事件 #1 给予奖励 1.0R，X% 的时间
事件 #2 给予奖励 1.4R，Y% 的时间

我想足够准确地估计 X 和 Y 以确定哪个事件更有效。大样本量是个问题，因为我最多每 20 分钟只能获得 1 个样本。

3个回答

假设您的个人试验是独立的，您观察到二项式变量

X \sim Bin (n, p)

$X \sim \text{Bin}(n,p)$ 你决定在哪里

n

$n$ 并想估计

p

$p$ . 现在的最大似然估计

p

$p$ , 样本分数

\hat{p} = X / n

$\hat{p}=X/n$ 有方差

\frac{p \cdot (1 - p)}{n} \leq \frac{1}{4 n}

$\frac{p\cdot(1-p)}{n}\le \frac1{4n}$ 这是实现的

p = \frac{1}{2}

$p=\frac12$ . 所以标准误是

\leq 1 / \sqrt{4 n} = \frac{1}{2 \sqrt{n}}

$\le 1/\sqrt{4 n} = \frac1{2\sqrt{n}}$ . 大样本的近似置信区间的半宽约为 2 个标准误，因此要保持最大

0.03

$0.03$ ，说，你必须解决

\frac{2}{2 \sqrt{n}} \leq 0.03

$\frac2{2\sqrt{n}} \le 0.03$ 这使

n \geq 1112

$n \ge 1112$ . 现在你可以用同样的方法解决半角的其他要求。如果您知道（或愿意假设）

p

$p$ 有界远离 0.5，你可以用更少的观察来做。

我知道它不那么优雅，但我不得不模拟它。我不仅构建了一个非常简单的模拟，而且运行起来不优雅且缓慢。不过，这已经足够好了。
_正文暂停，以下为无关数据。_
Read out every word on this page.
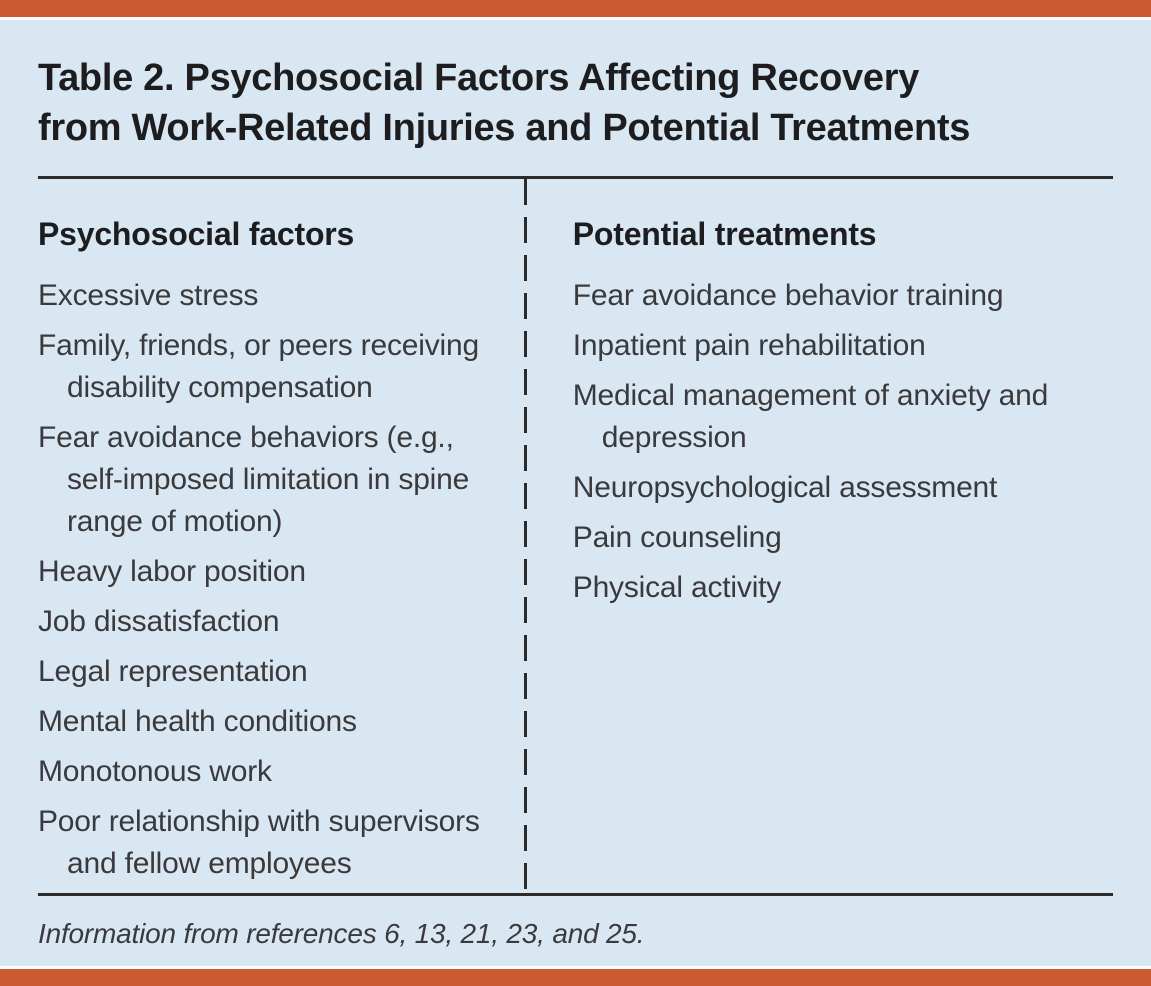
Table 2. Psychosocial Factors Affecting Recovery
from Work-Related Injuries and Potential Treatments
Psychosocial factors
Excessive stress
Family, friends, or peers receiving disability compensation
Fear avoidance behaviors (e.g., self-imposed limitation in spine range of motion)
Heavy labor position
Job dissatisfaction
Legal representation
Mental health conditions
Monotonous work
Poor relationship with supervisors and fellow employees
Potential treatments
Fear avoidance behavior training
Inpatient pain rehabilitation
Medical management of anxiety and depression
Neuropsychological assessment
Pain counseling
Physical activity
Information from references 6, 13, 21, 23, and 25.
一个优点是，只要一些基础是正确的，它就会告诉我优雅的方法何时失败。

样本量将随着硬编码值的变化而变化。

所以这里是代码：

    #main code
    #want 95% CI to be no more than 3% from 
    # prevalence
    #expect prevalence around 15% to 30%
    #think sample size is ~1000
    
    my_prev <- seq(from=0.15, to=0.30, 
                   by = 0.002)
    
    samp_sizes <- seq(from=400, to=800, by = 1)
    samp_sizes
    
    N_loops <- 2000
    
    store <- matrix(0,  nrow = 
        length(my_prev)*length(samp_sizes),
                    ncol = 3)
    count <- 1
    
    #for each prevalence
    for (i in 1:length(my_prev)) {
         
         #for each sample size
         for(j in 1:length(samp_sizes)){
              
              temp <- 0
              
              for(k in 1:N_loops){
                   
                   #draw samples
                   y <- rbinom(n = 
                         samp_sizes[j],
                               size = 1,
                               prob = 
                                my_prev[i])
                   
                   #compute prevalence, store
                   temp[k] <- mean(y)
                   
              }
              
              #compute 5% and 95% of temp
              width <-  diff(quantile(x = temp, 
                 probs = c(0.05,0.95)))
                             
              #store samp_size, prevalence, and 
              # CI half-width
              store[count, 1] <- my_prev[i]
              store[count, 2] <- samp_sizes[j]
              store[count, 3] <- width[[1]]
              
              count <- count+1
         }
         
    }
    
    
    store2 <- numeric(length(my_prev))
    
    #go through store
    for(i in 1:length(my_prev)){
         #for each prevalence
         #find first CI half-width below 3%
         #store samp_size
         
         idx_p <- which(store[, 1] == 
                   my_prev[i], arr.ind = T)
         idx_p
         
         temp <- store[idx_p, ]
         temp
         
         idx_2 <- which(temp[, 3] <= 0.03*2, 
           arr.ind = T)
         idx_2
         
         temp2 <- temp[idx_2, ]
         temp2
         
         if (length(temp2[,3])>1){
         idx_3 <- which(temp2[, 3]==max(temp2[, 
                  3]), arr.ind = T)
         store2[i] <- temp2[idx_3[1], 2]
         } else {
              store2[i] <- temp2[2]
         }
         
         
    }
    
    
    #plot it
    plot(x=my_prev, y=store2, 
         xlab = "prevalence", 
         ylab = "sample size")
    lines(smooth.spline(x=my_prev,y=store2), 
            col="Red")
    grid()

And here is the plot of sample size vs. prevalence such that uncertainty in 95% CI for prevalence is as close as possible to $\pm$3% without going over it.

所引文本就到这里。